Анализ транскриптомов
Практикум был выполнен для восьмой хромосомы.
копирование файла | cp ../Human/rnaseq_reads/chr8.1.fastq . |
---|---|
анализ качества чтений | fastqc chr8.1.fastq |
очистка чтений | java -jar /nfs/srv/databases/ngs/suvorova/trimmomatic/trimmomatic-0.30.jar SE -phred33 chr8.1.fastq chr8.1_trimmed.fastq TRAILING:20 MINLEN:50 |
анализ качества чтений [2] | fastqc chr8.1_trimmed.fastq* |
картирование чтений | hisat2 -x index -U chr8.1_trimmed.fastq -S chr8.1.sam --no-softclip |
перевод в .bam | samtools view -b -o chr8.1.bam chr8.1.sam |
сортировка чтений | samtools sort chr8.1.bam chr8.1_sorted |
индексирование файла | samtools index chr8.1_sorted.bam |
подсчет чтений | htseq-count -f bam chr8.1_sorted.bam -s no ../Human/rnaseq_reads/gencode.v19.chr_patch_hapl_scaff.annotation.gtf > results.txt |
подсчет генов с ненулевым наложением | grep -vw 0 results.txt |
*--no-spliced-alignment используется только для днк-чтений, так как части мРНК в геноме могут быть разделены интронами
![something went wrong](1.png)
Результат работы команды Trimmomatic:
Input Reads: 17763 Surviving: 17612 (99,15%) Dropped: 151 (0,85%)
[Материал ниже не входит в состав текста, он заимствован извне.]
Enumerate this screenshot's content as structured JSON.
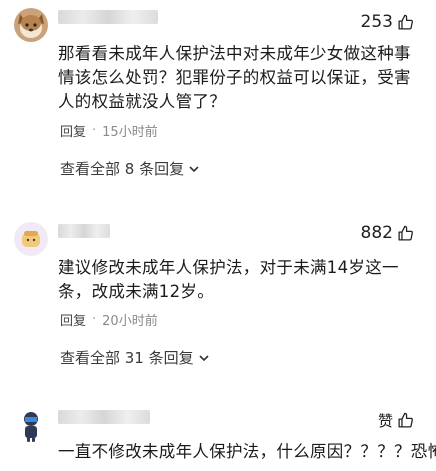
{
  "comments": [
    {
      "likes": "253",
      "text": "那看看未成年人保护法中对未成年少女做这种事情该怎么处罚？犯罪份子的权益可以保证，受害人的权益就没人管了？",
      "reply_label": "回复",
      "time": "15小时前",
      "view_replies": "查看全部 8 条回复"
    },
    {
      "likes": "882",
      "text": "建议修改未成年人保护法，对于未满14岁这一条，改成未满12岁。",
      "reply_label": "回复",
      "time": "20小时前",
      "view_replies": "查看全部 31 条回复"
    },
    {
      "likes": "赞",
      "text": "一直不修改未成年人保护法，什么原因？？？？恐怖"
    }
  ],
  "colors": {
    "text": "#1b1b1b",
    "meta": "#8a8a8a",
    "background": "#ffffff"
  },
  "icons": [
    "thumbs-up-icon",
    "chevron-down-icon"
  ]
}
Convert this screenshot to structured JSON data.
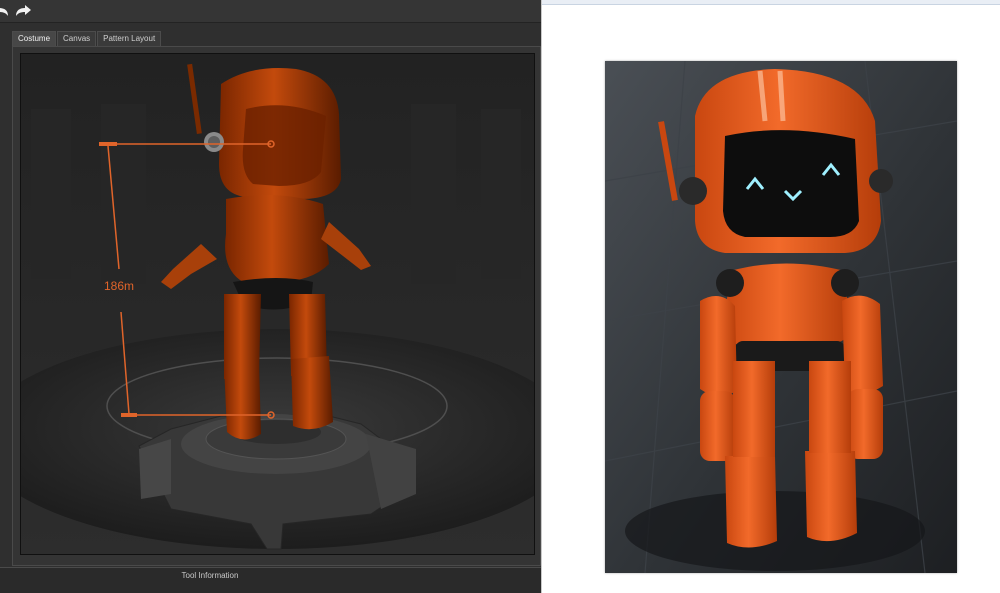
{
  "toolbar": {
    "undo_icon": "undo-arrow-icon",
    "redo_icon": "redo-arrow-icon"
  },
  "tabs": [
    {
      "label": "Costume",
      "active": true
    },
    {
      "label": "Canvas",
      "active": false
    },
    {
      "label": "Pattern Layout",
      "active": false
    }
  ],
  "viewport": {
    "height_measure": "186m",
    "accent_color": "#e0642a"
  },
  "status_bar": {
    "label": "Tool Information"
  },
  "reference": {
    "subject": "orange-robot-photo"
  }
}
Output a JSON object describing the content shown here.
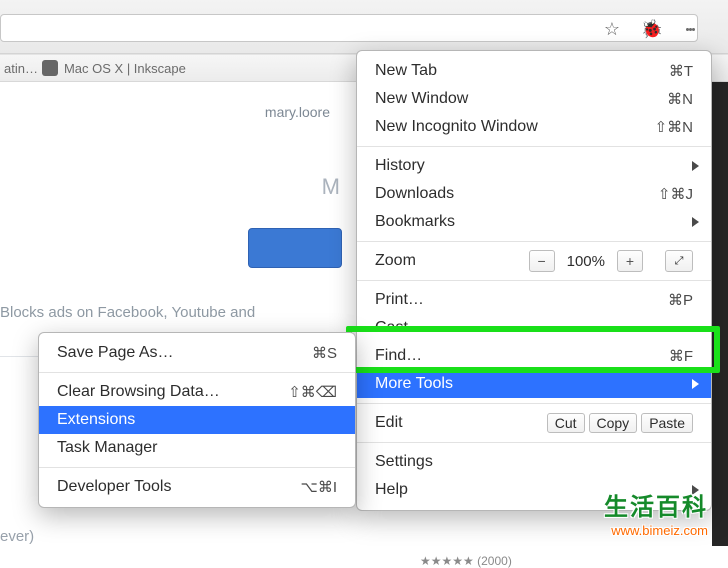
{
  "toolbar": {
    "bookmark_fragment": "atin…",
    "bookmark_title": "Mac OS X | Inkscape"
  },
  "page": {
    "email": "mary.loore",
    "m": "M",
    "desc": "Blocks ads on Facebook, Youtube and",
    "ever": "ever)",
    "stars": "★★★★★  (2000)"
  },
  "menu": {
    "new_tab": "New Tab",
    "new_tab_sc": "⌘T",
    "new_win": "New Window",
    "new_win_sc": "⌘N",
    "new_incog": "New Incognito Window",
    "new_incog_sc": "⇧⌘N",
    "history": "History",
    "downloads": "Downloads",
    "downloads_sc": "⇧⌘J",
    "bookmarks": "Bookmarks",
    "zoom": "Zoom",
    "zoom_val": "100%",
    "print": "Print…",
    "print_sc": "⌘P",
    "cast": "Cast…",
    "find": "Find…",
    "find_sc": "⌘F",
    "more_tools": "More Tools",
    "edit": "Edit",
    "cut": "Cut",
    "copy": "Copy",
    "paste": "Paste",
    "settings": "Settings",
    "help": "Help"
  },
  "submenu": {
    "save_as": "Save Page As…",
    "save_as_sc": "⌘S",
    "clear": "Clear Browsing Data…",
    "clear_sc": "⇧⌘⌫",
    "extensions": "Extensions",
    "task_mgr": "Task Manager",
    "dev_tools": "Developer Tools",
    "dev_tools_sc": "⌥⌘I"
  },
  "watermark": {
    "cn": "生活百科",
    "url": "www.bimeiz.com"
  }
}
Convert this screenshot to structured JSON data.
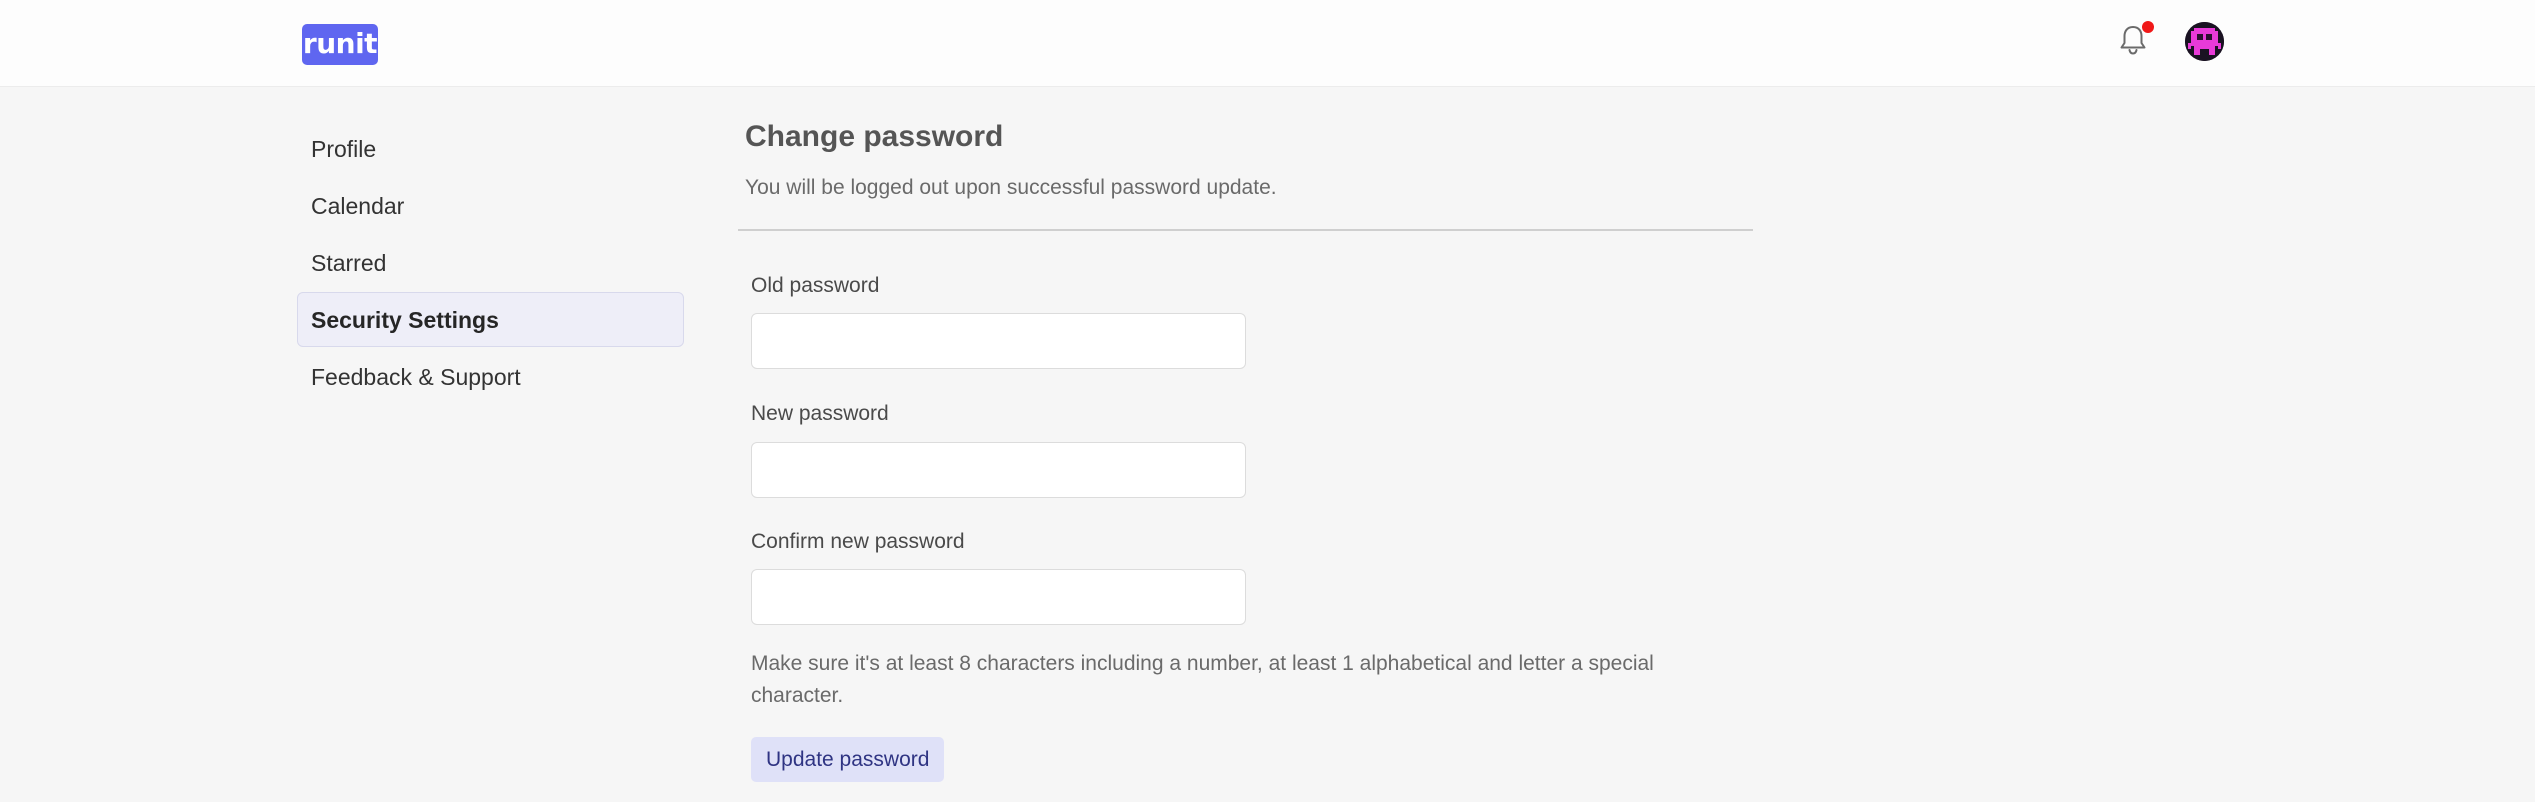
{
  "header": {
    "logo_text": "runit",
    "notification_icon": "bell-icon",
    "notification_badge_color": "#f01818",
    "avatar_icon": "pixel-monster-avatar-icon",
    "brand_color": "#5f66f0"
  },
  "sidebar": {
    "items": [
      {
        "label": "Profile",
        "active": false
      },
      {
        "label": "Calendar",
        "active": false
      },
      {
        "label": "Starred",
        "active": false
      },
      {
        "label": "Security Settings",
        "active": true
      },
      {
        "label": "Feedback & Support",
        "active": false
      }
    ]
  },
  "main": {
    "title": "Change password",
    "subtitle": "You will be logged out upon successful password update.",
    "fields": [
      {
        "label": "Old password",
        "value": "",
        "placeholder": ""
      },
      {
        "label": "New password",
        "value": "",
        "placeholder": ""
      },
      {
        "label": "Confirm new password",
        "value": "",
        "placeholder": ""
      }
    ],
    "hint": "Make sure it's at least 8 characters including a number, at least 1 alphabetical and letter a special character.",
    "submit_label": "Update password"
  }
}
![something went wrong](2.png)
Скорее всего можно было обойтись и без триммирования. Убирается меньше процента чтений, и визуально разницы нет совершенно - изначально было довольно высокое качество.
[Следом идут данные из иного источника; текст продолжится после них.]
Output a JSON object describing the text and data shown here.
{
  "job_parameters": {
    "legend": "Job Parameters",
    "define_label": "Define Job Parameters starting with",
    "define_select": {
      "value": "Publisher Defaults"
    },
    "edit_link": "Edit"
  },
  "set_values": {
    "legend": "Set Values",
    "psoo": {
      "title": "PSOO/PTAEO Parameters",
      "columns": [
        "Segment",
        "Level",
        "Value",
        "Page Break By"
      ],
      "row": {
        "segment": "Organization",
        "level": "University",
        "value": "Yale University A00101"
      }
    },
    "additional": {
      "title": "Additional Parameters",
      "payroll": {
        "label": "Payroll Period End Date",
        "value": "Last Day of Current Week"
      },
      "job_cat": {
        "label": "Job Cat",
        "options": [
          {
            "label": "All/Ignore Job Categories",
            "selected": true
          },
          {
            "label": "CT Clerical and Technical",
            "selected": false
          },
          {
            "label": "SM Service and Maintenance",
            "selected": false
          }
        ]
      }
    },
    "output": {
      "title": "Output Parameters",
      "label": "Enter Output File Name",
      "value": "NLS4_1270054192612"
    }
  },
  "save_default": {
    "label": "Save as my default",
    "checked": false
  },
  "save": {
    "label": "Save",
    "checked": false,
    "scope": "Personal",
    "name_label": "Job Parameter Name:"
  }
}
Результат работы команды hisat2:
17612 reads; of these:
17612 (100.00%) were unpaired; of these:
301 (1.71%) aligned 0 times
17307 (98.27%) aligned exactly 1 time
4 (0.02%) aligned >1 times
98.29% overall alignment rate
На геном откартировалось 98,29% чтений. Качество хорошее.
Описание опций htseq-count:
- -f формат входных данных (sam по умолчанию)
- -s специфичность данных относительно какой-то цепи днк (yes - прямой - по умолчанию)
- -i атрибут GFF, используемый как feature ID (gene_id по умолчанию)
- -m правила, определяющие, когда именно чтение накладывается на ген (union по умолчанию)
Результаты наложения чтений:
ENSG00000104738.12 281
ENSG00000253729.3 15816
__no_feature 1209
__ambiguous 1
__not_aligned 301
__alignment_not_unique 8
Как видно из результатов выше, большая часть чтений накладывается на один из двух генов. Еще девять случаев неоднозначные или неуникальные, и чуть больше 1500 чтений не накладываются ни на что. Они могут быть остатками праймеров или поли-а-концами созревших мРНК.
Подробнее о двух белках. MCM4 - один из компонентов МСМ-комплекса, который является реплицирующей геликазой, необходимой для инициации и элонгации репликации ДНК в эукариотических клетках. PRKDC - каталитическая субъединица ДНК-зависимой протеинкиназы. Это серин/треонин-протеинкиназа, которая является сенсором повреждений ДНК. Она участвует в процессе негомологичного соединения концов, необходимого при двуцепочечных разрывах ДНК и рекомбинации.